The final probing technique for resolving collisions that we'll consider is double hashing, which actually uses two different hash functions.

Double hashing

In double hashing, we use two hash functions instead of one. When there is a collision when using our first hash function, h1(x), we'll add in increasingly larger factors of our second function, h2(x). The probe sequence is as follows:

h1(x), h1(x) + 1*h2(x), h1(x) + 2*h2(x), h1(x) + 3*h2(x), ...

Because we are repeatedly adding in multiples of h2(x), we must pick an h2 that can never output 0 -- otherwise, the probe sequence would not change.

Watch the video below to see how double hashing uses two different hash functions to find an empty space in the table:

With double hashing, we get the best of both worlds: a probing scheme that spreads the keys throughout the table like quadratic probing does, and is also guaranteed to find an open position (if one exists, and the table size is a prime number) like linear probing does.

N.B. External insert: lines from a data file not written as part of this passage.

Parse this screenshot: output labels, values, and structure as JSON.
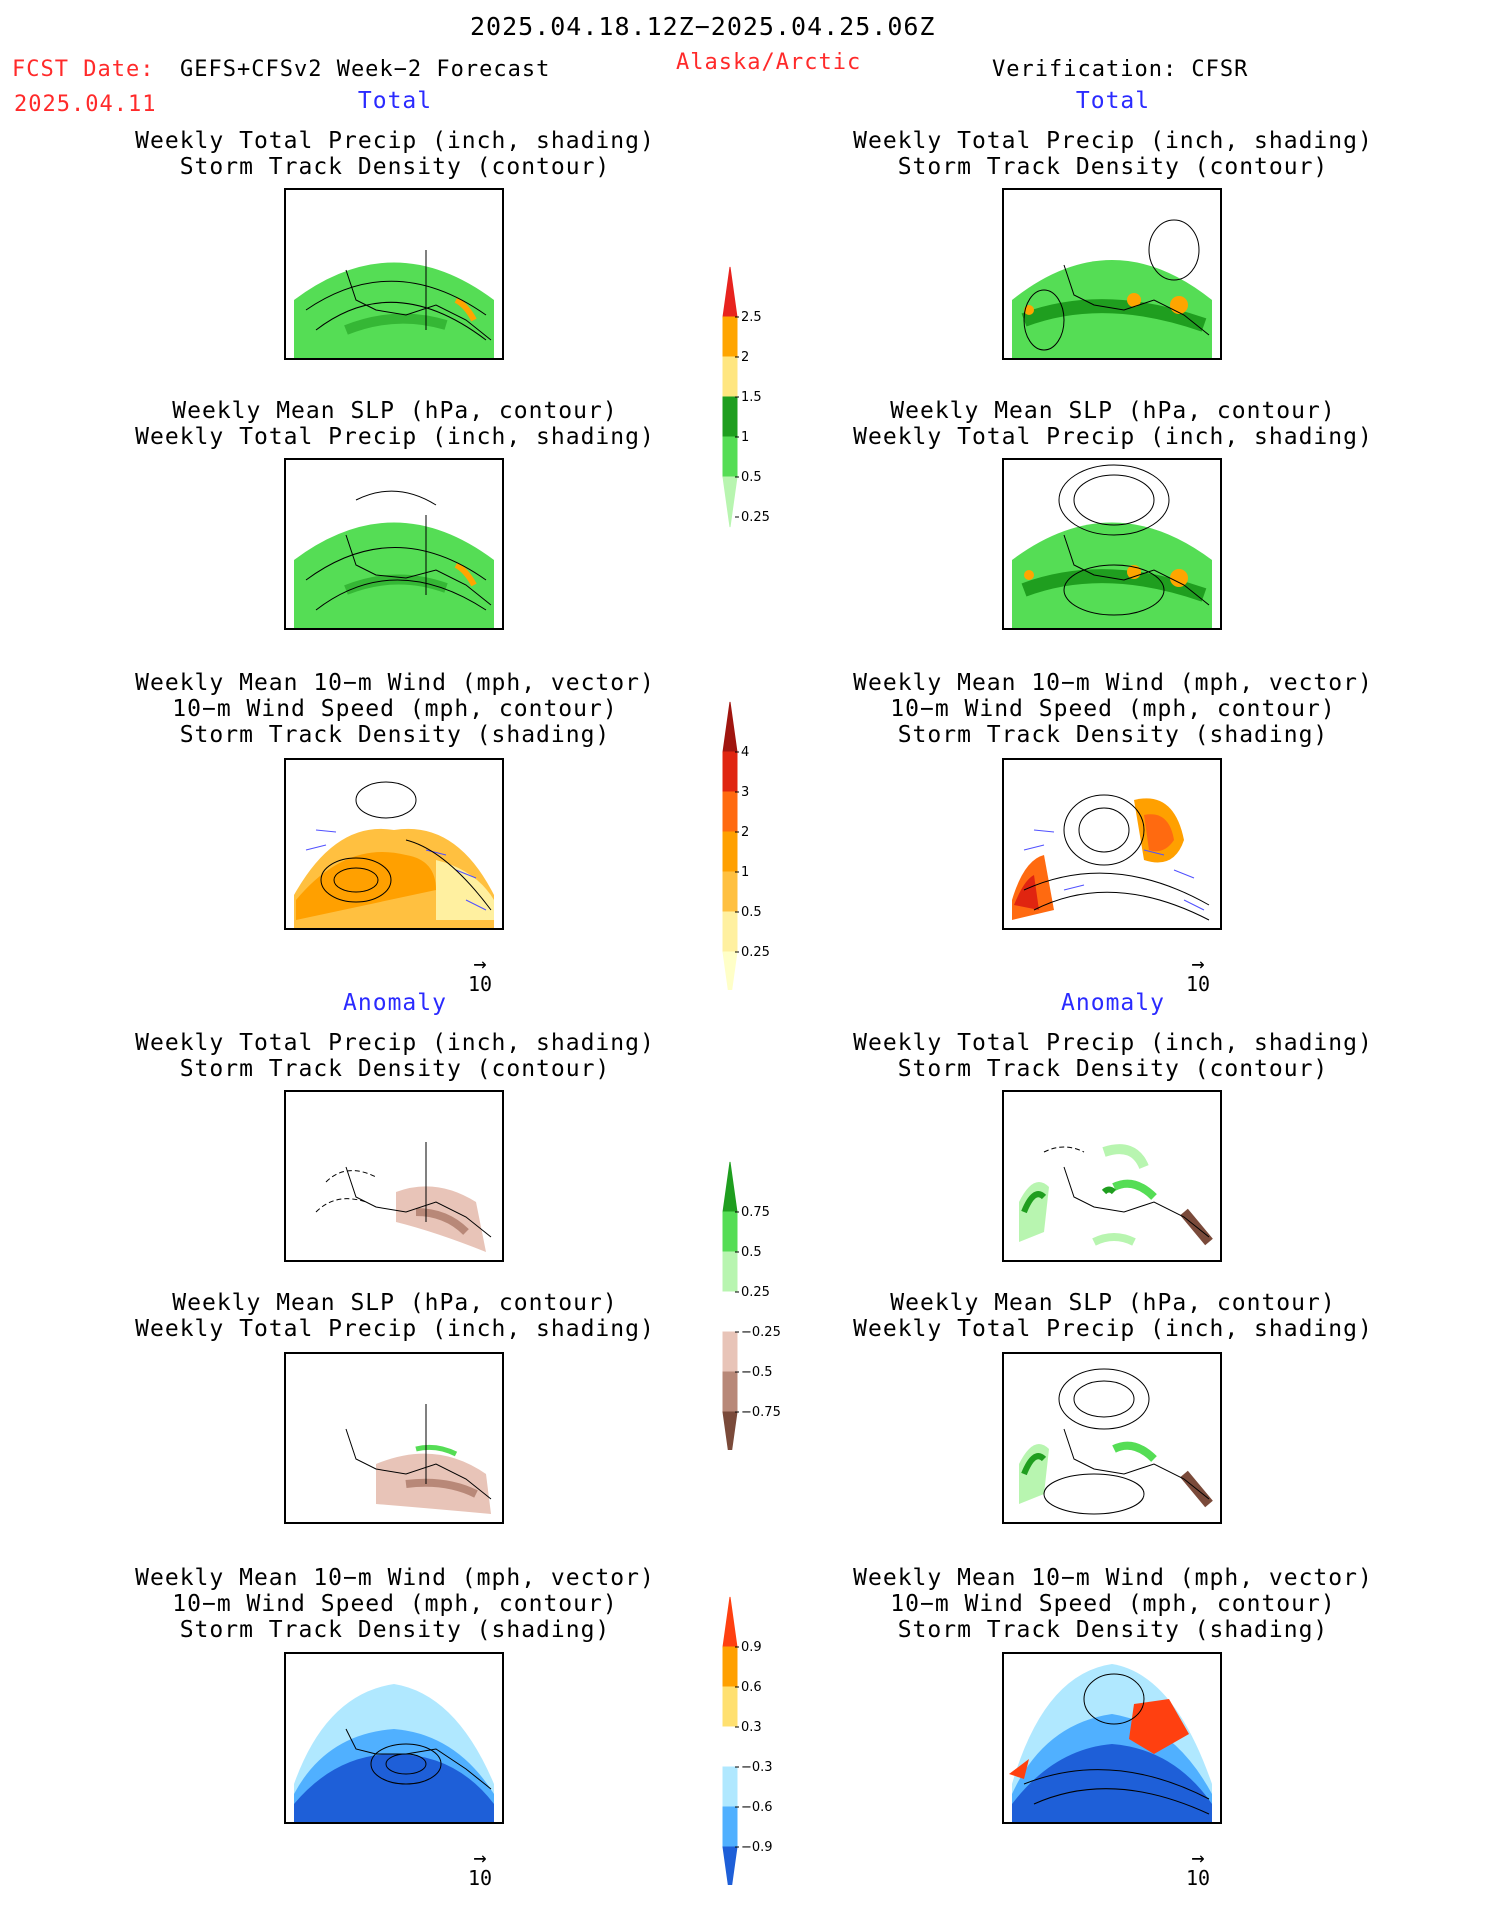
{
  "header": {
    "period": "2025.04.18.12Z−2025.04.25.06Z",
    "fcst_label": "FCST Date:",
    "forecast_name": "GEFS+CFSv2 Week−2 Forecast",
    "fcst_date": "2025.04.11",
    "region": "Alaska/Arctic",
    "verification": "Verification: CFSR"
  },
  "sections": {
    "total": "Total",
    "anomaly": "Anomaly"
  },
  "titles": {
    "precip_track": [
      "Weekly Total Precip (inch, shading)",
      "Storm Track Density (contour)"
    ],
    "slp_precip": [
      "Weekly Mean SLP (hPa, contour)",
      "Weekly Total Precip (inch, shading)"
    ],
    "wind_track": [
      "Weekly Mean 10−m Wind (mph, vector)",
      "10−m Wind Speed (mph, contour)",
      "Storm Track Density (shading)"
    ]
  },
  "reference_vector": "10",
  "colorbars": {
    "precip_total": {
      "labels": [
        "2.5",
        "2",
        "1.5",
        "1",
        "0.5",
        "0.25"
      ],
      "colors": [
        "#e8231e",
        "#ffa500",
        "#ffe680",
        "#1f9e1f",
        "#55dd55",
        "#b8f5b0"
      ]
    },
    "track_total": {
      "labels": [
        "4",
        "3",
        "2",
        "1",
        "0.5",
        "0.25"
      ],
      "colors": [
        "#a0150f",
        "#e02510",
        "#ff6a10",
        "#ffa000",
        "#ffc040",
        "#fff0a0",
        "#ffffc8"
      ]
    },
    "precip_anom": {
      "labels": [
        "0.75",
        "0.5",
        "0.25",
        "−0.25",
        "−0.5",
        "−0.75"
      ],
      "colors": [
        "#1f9e1f",
        "#55dd55",
        "#b8f5b0",
        "#ffffff",
        "#e8c4b8",
        "#b88878",
        "#7a4a3a"
      ]
    },
    "track_anom": {
      "labels": [
        "0.9",
        "0.6",
        "0.3",
        "−0.3",
        "−0.6",
        "−0.9"
      ],
      "colors": [
        "#ff4010",
        "#ffa000",
        "#ffe070",
        "#ffffff",
        "#b0e8ff",
        "#50b0ff",
        "#1e5fd8"
      ]
    }
  }
}
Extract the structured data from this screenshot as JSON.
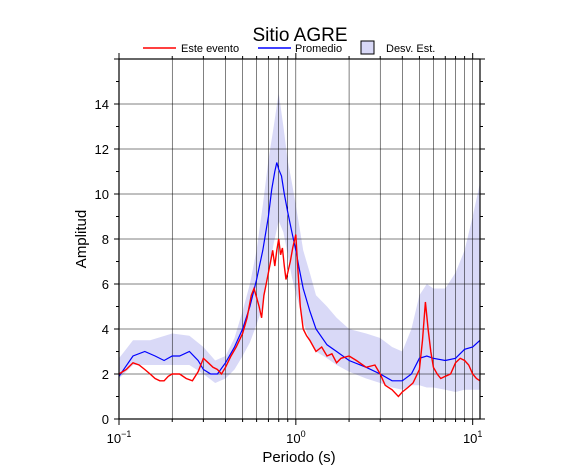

Analysis of open addressing

In many cases, looking up a key in an open addressing hash table is O(1), especially if there are no collisions. However, when there are collisions, we need to utilize one of the probing algorithms, which can inflate the time complexity.

Worst case analysis

In the worst case, the table is full and the key we are looking for (or inserting) is not yet in the hash table. In that case, the probing algorithms will lead us to probe all $$m$$ slots in the table to ensure that the key is not present, which is O(m). This is because in the worst case, we hash a key to a slot in the hash table, but as we probe through the table, we continue to find full slots until we have checked every slot.

Average case analysis

In the average case, when hashing a key to a slot in the table, we might encounter some small number of collisions during the probing algorithm. However, as long as the load factor is not too high (say, $$\alpha < 1/2$$), we will be able to find the key (or be sure it's not present) within a constant number of probes. Therefore, similar to separate chaining, under decent conditions (a good hash function and a table that's not too full), we can expect performance that approaches O(1).